One “chief concern” expressed by OOIDA is the self-certification rules regarding ELDs, meaning the makers of the devices themselves and not FMCSA or a third-party testing firm validates their functionality.
“Most small-businesses can ill afford to make these purchases only to learn later that the ELD is non-compliant. Yet they are required to do so or risk violation,” Spencer said.
If an ELD malfunctions, a lot of work will need to be completed in short order, Integrated’s Siedl emphasized:
- If the ELD fails to work, a driver must immediately complete a paper log.
- The driver must also provide logs for each of the past seven days by either re-constructing the logs on paper immediately, possessing data from the logs, or getting access to ELD data via the device or via his or her company.
- ELDs must be repaired within eight days or be granted an FMCSA extension for repairs.
- Important note: so-called “data diagnostic events” need correction but do not rise to the level of an ELD malfunction.

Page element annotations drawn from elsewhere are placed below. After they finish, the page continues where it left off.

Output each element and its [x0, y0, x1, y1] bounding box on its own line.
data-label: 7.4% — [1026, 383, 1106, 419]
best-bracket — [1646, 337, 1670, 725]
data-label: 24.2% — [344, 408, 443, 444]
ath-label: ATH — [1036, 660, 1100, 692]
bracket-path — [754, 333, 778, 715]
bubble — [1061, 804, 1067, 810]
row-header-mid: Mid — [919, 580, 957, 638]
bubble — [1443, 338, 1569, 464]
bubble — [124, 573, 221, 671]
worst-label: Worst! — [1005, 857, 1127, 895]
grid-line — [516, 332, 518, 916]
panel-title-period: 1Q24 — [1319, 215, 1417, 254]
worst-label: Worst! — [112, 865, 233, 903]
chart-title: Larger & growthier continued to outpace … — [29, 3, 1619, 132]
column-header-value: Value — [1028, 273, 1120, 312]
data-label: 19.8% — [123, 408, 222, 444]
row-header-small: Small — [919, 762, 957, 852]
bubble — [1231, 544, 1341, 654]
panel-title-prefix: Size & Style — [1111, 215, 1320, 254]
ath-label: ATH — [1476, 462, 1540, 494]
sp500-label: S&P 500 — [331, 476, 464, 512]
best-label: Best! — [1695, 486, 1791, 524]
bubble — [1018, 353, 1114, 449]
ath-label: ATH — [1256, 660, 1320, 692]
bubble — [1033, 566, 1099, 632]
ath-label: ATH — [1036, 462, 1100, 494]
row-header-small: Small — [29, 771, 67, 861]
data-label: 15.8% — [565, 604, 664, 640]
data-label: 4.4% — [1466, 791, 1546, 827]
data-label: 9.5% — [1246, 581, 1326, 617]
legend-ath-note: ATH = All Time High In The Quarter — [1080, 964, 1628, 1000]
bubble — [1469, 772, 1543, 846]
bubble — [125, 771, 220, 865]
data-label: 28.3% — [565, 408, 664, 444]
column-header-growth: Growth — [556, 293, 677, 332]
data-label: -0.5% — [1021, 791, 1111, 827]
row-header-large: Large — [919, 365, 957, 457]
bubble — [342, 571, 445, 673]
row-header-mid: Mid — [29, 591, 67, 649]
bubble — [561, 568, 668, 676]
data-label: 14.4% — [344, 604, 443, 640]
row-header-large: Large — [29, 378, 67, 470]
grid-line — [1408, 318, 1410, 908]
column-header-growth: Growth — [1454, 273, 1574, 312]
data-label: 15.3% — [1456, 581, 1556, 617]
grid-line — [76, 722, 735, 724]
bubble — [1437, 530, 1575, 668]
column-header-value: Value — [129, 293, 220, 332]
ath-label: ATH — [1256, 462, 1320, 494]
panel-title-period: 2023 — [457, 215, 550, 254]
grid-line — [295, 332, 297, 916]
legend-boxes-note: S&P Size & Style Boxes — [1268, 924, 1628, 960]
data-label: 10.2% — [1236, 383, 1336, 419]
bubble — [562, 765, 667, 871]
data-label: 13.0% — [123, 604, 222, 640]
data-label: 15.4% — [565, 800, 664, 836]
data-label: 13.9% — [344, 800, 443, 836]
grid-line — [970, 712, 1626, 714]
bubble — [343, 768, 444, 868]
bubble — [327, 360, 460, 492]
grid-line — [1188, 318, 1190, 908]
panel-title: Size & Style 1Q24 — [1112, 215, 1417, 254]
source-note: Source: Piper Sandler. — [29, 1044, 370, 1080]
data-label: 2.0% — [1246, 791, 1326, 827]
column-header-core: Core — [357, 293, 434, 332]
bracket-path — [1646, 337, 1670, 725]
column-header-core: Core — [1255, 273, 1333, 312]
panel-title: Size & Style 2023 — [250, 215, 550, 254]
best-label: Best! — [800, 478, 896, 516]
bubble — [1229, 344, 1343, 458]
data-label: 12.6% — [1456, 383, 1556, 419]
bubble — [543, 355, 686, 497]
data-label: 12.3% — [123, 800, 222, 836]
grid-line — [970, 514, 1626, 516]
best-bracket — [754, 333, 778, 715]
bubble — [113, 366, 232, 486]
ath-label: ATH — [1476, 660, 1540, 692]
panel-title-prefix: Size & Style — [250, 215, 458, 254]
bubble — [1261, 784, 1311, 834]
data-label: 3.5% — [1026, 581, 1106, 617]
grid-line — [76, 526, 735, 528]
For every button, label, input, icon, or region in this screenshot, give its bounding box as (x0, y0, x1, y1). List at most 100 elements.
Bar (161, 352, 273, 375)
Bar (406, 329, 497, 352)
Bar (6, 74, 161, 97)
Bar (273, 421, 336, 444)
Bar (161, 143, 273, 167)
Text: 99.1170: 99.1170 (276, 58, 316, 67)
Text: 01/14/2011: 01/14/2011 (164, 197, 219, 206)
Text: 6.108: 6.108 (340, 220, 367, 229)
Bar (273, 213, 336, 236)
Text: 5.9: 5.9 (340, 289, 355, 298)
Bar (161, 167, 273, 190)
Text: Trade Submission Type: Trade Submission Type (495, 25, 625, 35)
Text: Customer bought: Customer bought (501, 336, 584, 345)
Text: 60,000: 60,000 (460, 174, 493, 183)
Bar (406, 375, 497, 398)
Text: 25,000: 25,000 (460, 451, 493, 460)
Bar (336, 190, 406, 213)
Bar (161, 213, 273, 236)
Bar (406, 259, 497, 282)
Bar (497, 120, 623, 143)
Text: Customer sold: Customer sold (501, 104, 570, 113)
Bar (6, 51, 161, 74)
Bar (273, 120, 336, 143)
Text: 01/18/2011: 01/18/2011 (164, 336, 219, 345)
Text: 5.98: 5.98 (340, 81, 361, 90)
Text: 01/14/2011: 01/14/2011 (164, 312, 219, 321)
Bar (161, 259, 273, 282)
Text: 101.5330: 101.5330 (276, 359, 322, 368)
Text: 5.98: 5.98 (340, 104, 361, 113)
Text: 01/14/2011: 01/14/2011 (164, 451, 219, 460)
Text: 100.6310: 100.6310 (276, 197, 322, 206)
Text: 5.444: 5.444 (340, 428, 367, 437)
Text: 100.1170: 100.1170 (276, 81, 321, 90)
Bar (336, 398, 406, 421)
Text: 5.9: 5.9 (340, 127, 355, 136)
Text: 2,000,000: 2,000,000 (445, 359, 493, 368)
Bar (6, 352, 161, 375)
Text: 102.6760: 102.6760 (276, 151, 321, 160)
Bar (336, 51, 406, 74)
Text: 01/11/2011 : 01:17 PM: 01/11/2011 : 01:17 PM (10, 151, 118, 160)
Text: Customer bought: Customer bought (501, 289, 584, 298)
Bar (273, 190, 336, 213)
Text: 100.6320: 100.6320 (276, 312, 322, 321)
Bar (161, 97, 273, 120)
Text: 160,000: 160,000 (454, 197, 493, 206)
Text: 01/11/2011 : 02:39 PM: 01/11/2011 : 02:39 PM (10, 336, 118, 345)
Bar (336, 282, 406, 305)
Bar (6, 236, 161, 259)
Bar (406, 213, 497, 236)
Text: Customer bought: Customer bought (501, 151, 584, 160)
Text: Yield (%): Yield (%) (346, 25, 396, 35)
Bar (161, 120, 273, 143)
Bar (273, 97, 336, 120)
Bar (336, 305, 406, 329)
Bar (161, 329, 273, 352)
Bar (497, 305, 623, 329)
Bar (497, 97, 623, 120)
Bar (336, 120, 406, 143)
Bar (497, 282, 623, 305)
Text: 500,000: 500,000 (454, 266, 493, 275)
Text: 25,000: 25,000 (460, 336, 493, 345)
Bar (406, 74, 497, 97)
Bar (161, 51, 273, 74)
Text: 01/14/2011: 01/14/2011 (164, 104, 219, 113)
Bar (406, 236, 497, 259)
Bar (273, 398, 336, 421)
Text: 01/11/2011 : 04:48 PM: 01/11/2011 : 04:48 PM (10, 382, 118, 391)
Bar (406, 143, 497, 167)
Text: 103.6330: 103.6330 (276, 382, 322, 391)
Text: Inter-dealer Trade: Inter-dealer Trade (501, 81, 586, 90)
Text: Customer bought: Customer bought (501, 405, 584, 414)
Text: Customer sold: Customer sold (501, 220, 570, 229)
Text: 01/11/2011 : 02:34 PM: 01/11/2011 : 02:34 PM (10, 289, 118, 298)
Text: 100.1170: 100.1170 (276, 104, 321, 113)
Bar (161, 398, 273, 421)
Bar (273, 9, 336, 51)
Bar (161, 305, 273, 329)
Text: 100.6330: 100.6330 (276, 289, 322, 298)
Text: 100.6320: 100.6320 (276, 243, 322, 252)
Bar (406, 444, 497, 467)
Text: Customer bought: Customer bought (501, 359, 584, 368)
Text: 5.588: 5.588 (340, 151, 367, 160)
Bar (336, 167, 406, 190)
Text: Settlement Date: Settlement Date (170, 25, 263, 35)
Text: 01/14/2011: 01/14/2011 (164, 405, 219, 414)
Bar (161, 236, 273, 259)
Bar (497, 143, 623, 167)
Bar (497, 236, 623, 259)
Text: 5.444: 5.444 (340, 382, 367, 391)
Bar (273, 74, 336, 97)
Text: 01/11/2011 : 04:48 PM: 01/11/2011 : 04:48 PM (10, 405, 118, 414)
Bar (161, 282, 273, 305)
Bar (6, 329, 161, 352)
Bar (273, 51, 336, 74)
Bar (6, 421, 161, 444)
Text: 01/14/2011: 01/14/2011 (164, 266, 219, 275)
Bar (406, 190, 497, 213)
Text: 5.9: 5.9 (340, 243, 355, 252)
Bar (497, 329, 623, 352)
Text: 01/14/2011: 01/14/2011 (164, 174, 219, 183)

He added that there are several instances where improper or inoperable ELDs could lead to out-of-service violations for drivers and fleets after April 1 of 2018:
- If a driver or carrier using ELD not authorized by FMCSA, the driver and carrier are considered to have no record of duty status;
- If a driver is unable to produce or transfer data from ELD, the driver has no record of duty status;
- If a driver using a special driving category but is not involved in that activity, the ELD is considered false;
- A driver failing to reconstruct logs for a malfunctioning ELD for the current day and previous seven days is considered to have no record of duty status;
- A motor carrier failing to repair an ELD within eight days or obtain extension from FMCSA then has no record of duty status and is in violation of the mandate;
- If a driver fails to log into an ELD, then they have no record of duty status;
- If a driver is required to have an ELD but the vehicle is not equipped with an ELD, then they have no record of duty status.
And, as a reminder, post-April 1, Siedl said having a false ELD or no record of duty status place both vehicle and driver out of service for 10 consecutive hours.